La censura è inammissibile. La tutela umanitaria è stata motivatamente esclusa dal giudice di merito a fronte della ravvisata non credibilità della storia riferita dal richiedente, nonché dell’inesistenza di un rischio da rientro derivante dalla condizione generale del Paese di origine del predetto soggetto. Il giudice di merito ha, inoltre, dato atto che il richiedente non aveva allegato alcun ulteriore profilo di vulnerabilità. Nel contestare tale statuizione di rigetto, il ricorrente non si confronta adeguatamente con la motivazione, in quanto non allega alcun elemento che il Tribunale avrebbe omesso di esaminare, o avrebbe valutato in modo non adeguato, limitandosi quindi ad invocare una nuova pronuncia di fatto, estranea alla natura e alla finalità del giudizio di legittimità (Cass. Sez. U., Sentenza n. 24148 del 25/10/2013, Rv. 627790). Ne’ rileva l’accenno, contenuto nel motivo in esame, al transito del ricorrente in Libia, dovendosi, al riguardo, ribadire che la mera allegazione, da parte del richiedente, che in un Paese di transito (nella specie, la Libia) si consumi un’ampia violazione dei diritti umani, senza evidenziare quale connessione vi sia tra il transito attraverso quel Paese ed il contenuto della domanda, costituisce circostanza irrilevante ai fini della decisione (Cass. Sez. 6-1, Ordinanza n. 2861 del 06/02/2018, Rv. 648276; Cass. Sez. 6-1, Ordinanza n. 29875 del 20/11/2018, Rv. 651868; Cass. Sez. 1, Ordinanza n. 31676 del 06/12/2018, Rv. 651895; Cass. Sez. 3, Ordinanza n. 10835 del 05/06/2020, Rv. 657918; Cass. Sez. 3, Ordinanza n. 24193 del 02/11/2020, Rv. 659844). Poiché il ricorrente non indica alcunché di specifico in relazione alla sua permanenza in Libia, anche l’ultimo profilo della quarta doglianza è inammissibile.

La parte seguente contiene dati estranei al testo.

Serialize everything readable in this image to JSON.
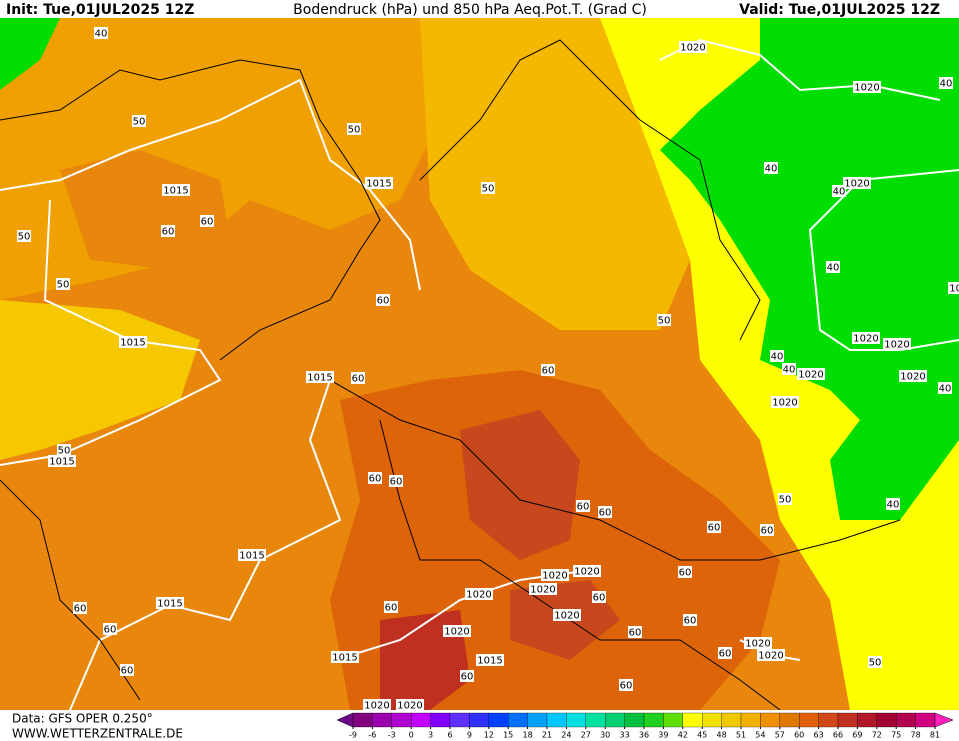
{
  "header": {
    "init": "Init: Tue,01JUL2025 12Z",
    "title": "Bodendruck (hPa) und 850 hPa Aeq.Pot.T. (Grad C)",
    "valid": "Valid: Tue,01JUL2025 12Z"
  },
  "footer": {
    "data": "Data: GFS OPER 0.250°",
    "site": "WWW.WETTERZENTRALE.DE"
  },
  "isobar_labels": [
    1020,
    1020,
    1015,
    1015,
    1020,
    1015,
    1020,
    1020,
    1015,
    1020,
    1020,
    1020,
    1015,
    1015,
    1020,
    1020,
    1020,
    1015,
    1020,
    1020,
    1020,
    1020,
    1015,
    1015,
    1020,
    1020,
    1020,
    1020
  ],
  "thetae_labels": [
    40,
    50,
    50,
    40,
    60,
    60,
    50,
    50,
    40,
    40,
    40,
    50,
    60,
    50,
    60,
    40,
    40,
    60,
    40,
    50,
    60,
    60,
    50,
    40,
    60,
    60,
    60,
    60,
    60,
    60,
    60,
    60,
    60,
    60,
    60,
    60,
    60,
    50,
    60,
    60
  ],
  "colorbar": {
    "ticks": [
      -9,
      -6,
      -3,
      0,
      3,
      6,
      9,
      12,
      15,
      18,
      21,
      24,
      27,
      30,
      33,
      36,
      39,
      42,
      45,
      48,
      51,
      54,
      57,
      60,
      63,
      66,
      69,
      72,
      75,
      78,
      81
    ],
    "colors": [
      "#6a0a8a",
      "#800080",
      "#9a00b0",
      "#b000d0",
      "#c000ff",
      "#8000ff",
      "#6030ff",
      "#3030ff",
      "#0040ff",
      "#0070ff",
      "#00a0ff",
      "#00c8ff",
      "#00e0e0",
      "#00e0a0",
      "#00d070",
      "#00c040",
      "#20d020",
      "#60e000",
      "#ffff00",
      "#f0e000",
      "#f0c800",
      "#f0b000",
      "#f09000",
      "#e07800",
      "#e06000",
      "#d04818",
      "#c03020",
      "#b01828",
      "#a00030",
      "#b00050",
      "#d00080",
      "#ff20c0"
    ]
  }
}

In definitiva, il ricorso va rigettato.

Nulla per le spese, in assenza di notificazione di controricorso da parte del Ministero intimato nel presente giudizio di legittimità.

Stante il tenore della pronuncia, va dato atto – ai sensi del D.P.R. n. 115 del 2002, art. 13, comma 1 quater – della sussistenza dei presupposti processuali per il versamento di un ulteriore importo a titolo contributo unificato, pari a quello previsto per la proposizione dell’impugnazione, se dovuto.

P.Q.M.

la Corte rigetta il ricorso.

Ai sensi del D.P.R. n. 115 del 2002, art. 13, comma 1 quater, dà atto della sussistenza dei presupposti processuali per il versamento, da parte del ricorrente, di un ulteriore importo a titolo di contributo unificato pari a quello previsto per il ricorso, a norma dello stesso art. 13, comma 1-bis, se dovuto.

Così deciso in Roma, nella Camera di consiglio della Sezione Prima Civile, il 21 ottobre 2021.